As highlighted in many other EMAS sessions, there are gaps in data which play a part in how to deal with this case. Currently there is no prospective RCT data on safety of MHT. However available observational data shows that MHT used by healthy carriers of BRCA1 or BRCA 2 is not associated with increased risk of breast or ovarian or endometrial cancer.
Dr. Graziottin suggested starting pre-operatively with dialogue, not only with the patient but with her primary care provider and oncologist too. It should be explained to the patient that if and when symptoms occur doctors have a spectrum of tools that can be used to investigate and change treatment. The recommendation given was to suggest the patient start with MHT explaining the data available to prove it is not dangerous in her situation, but also to offer her other options if she does not feel comfortable taking MHT. There are a plethora of non-hormonal options which are not as effective, but patients can start on this and build up to MHT if needed. Vaginal estrogen is completely safe in this case, as the population will become atrophic, doctors should pre-empt that the patient will lose bone mass and promote the use MHT to stabilise this.

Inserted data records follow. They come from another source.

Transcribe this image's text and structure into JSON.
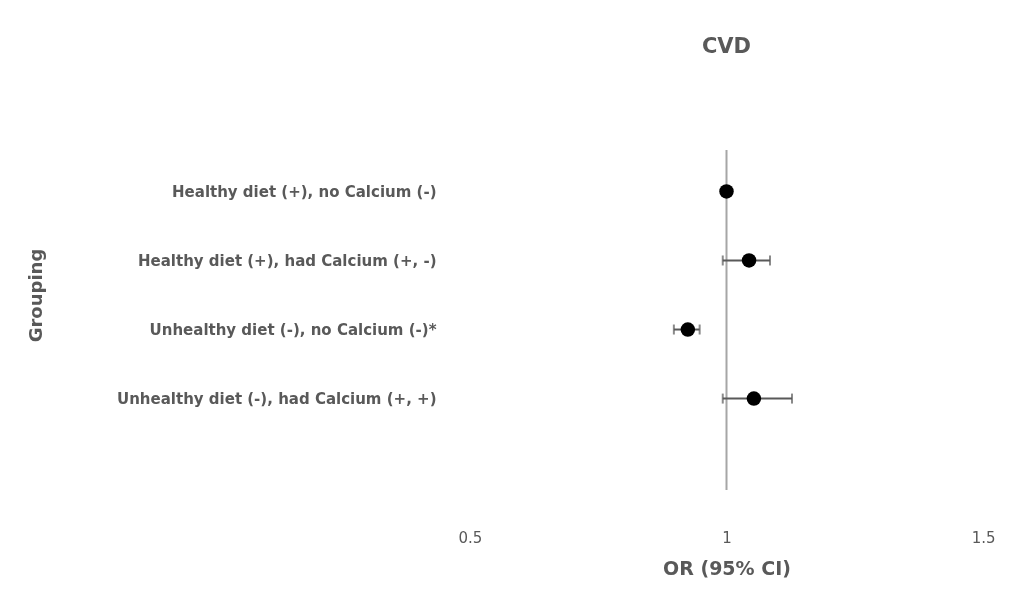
{
  "chart_data": {
    "type": "scatter",
    "title": "CVD",
    "xlabel": "OR (95% CI)",
    "ylabel": "Grouping",
    "orientation": "horizontal",
    "marker": "circle",
    "grid": false,
    "categories": [
      "Healthy diet (+), no Calcium (-)",
      "Healthy diet (+), had Calcium (+, -)",
      "Unhealthy diet  (-), no Calcium (-)*",
      "Unhealthy diet  (-), had Calcium (+, +)"
    ],
    "series": [
      {
        "color": "#000000",
        "values": [
          1.0,
          1.042,
          0.928,
          1.051
        ],
        "errors": [
          null,
          [
            0.993,
            1.081
          ],
          [
            0.902,
            0.95
          ],
          [
            0.993,
            1.122
          ]
        ]
      }
    ],
    "xlim": [
      0.5,
      1.5
    ],
    "xticks": [
      0.5,
      1,
      1.5
    ],
    "ref_lines": [
      {
        "axis": "x",
        "value": 1,
        "color": "#a6a6a6"
      }
    ]
  }
}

As she had already had children, our audience of HCPs questioned why the patient didn’t reduce her breast or remove the uterus? Dr. Graziottin explained that many patients in northern America chose not to take breasts out till later in life, but take ovaries out earlier. She also explained that she would not chose to start the patient on androgens but if her QOL improves and she suffers with low libido it would be considered as an additional treatment. She would also consider keeping the patient on MHT till 51, the average age of natural menopause, even though this is longer than the “suggested” 5 year period.
A 60 year old postmenopausal woman developed late menopause at the age of 57. She has a BMI of 38 and is suffering from severe hot flushes, joint pain, anxiety and a lack of concentration after a hysterectomy and bilateral salpingoophorectomy for cystic endometrial hyperplasia.
Dr. Brincat left this case open to the audience, which immediately led to questions about her age. In the guidelines, she would fall under the category of within 10 years of the onset of menopause but has approached 60 so it is unclear where guidance stands on giving this patient MHT.
With the patient having experienced a late menopause and a hysterectomy, none of the HCPs suggest prescribing her MHT straight away, with a higher BMI she also has a basal risk of cancer. Even though she has had hyperplasia Dr. Brincat suggested using estrogen to reduce hot flushes and sweats. Morning joint pains (which in this case are due to chronic inflammation not OA) can also respond to estrogen but progesterones should be avoided as they will increase risk of cardiovascular disease, diabetes and cancer. Androgens may also be considered, a low dose gel or patch would be suggested to relieve her immediate symptoms.
So estrogen addresses anxiety and joint pain, androgen can address libido, but what else can we recommend to improve health of this women? Aspirin could be used to reduce risk of breast cancer and stroke and vitamin D should also be prescribed.
Dr. Brincat re-iterated that the take home message from this case is that we need to target all of her individual conditions not just rely side effects of medication to improve her symptoms and that combined MHT should be avoided in this case.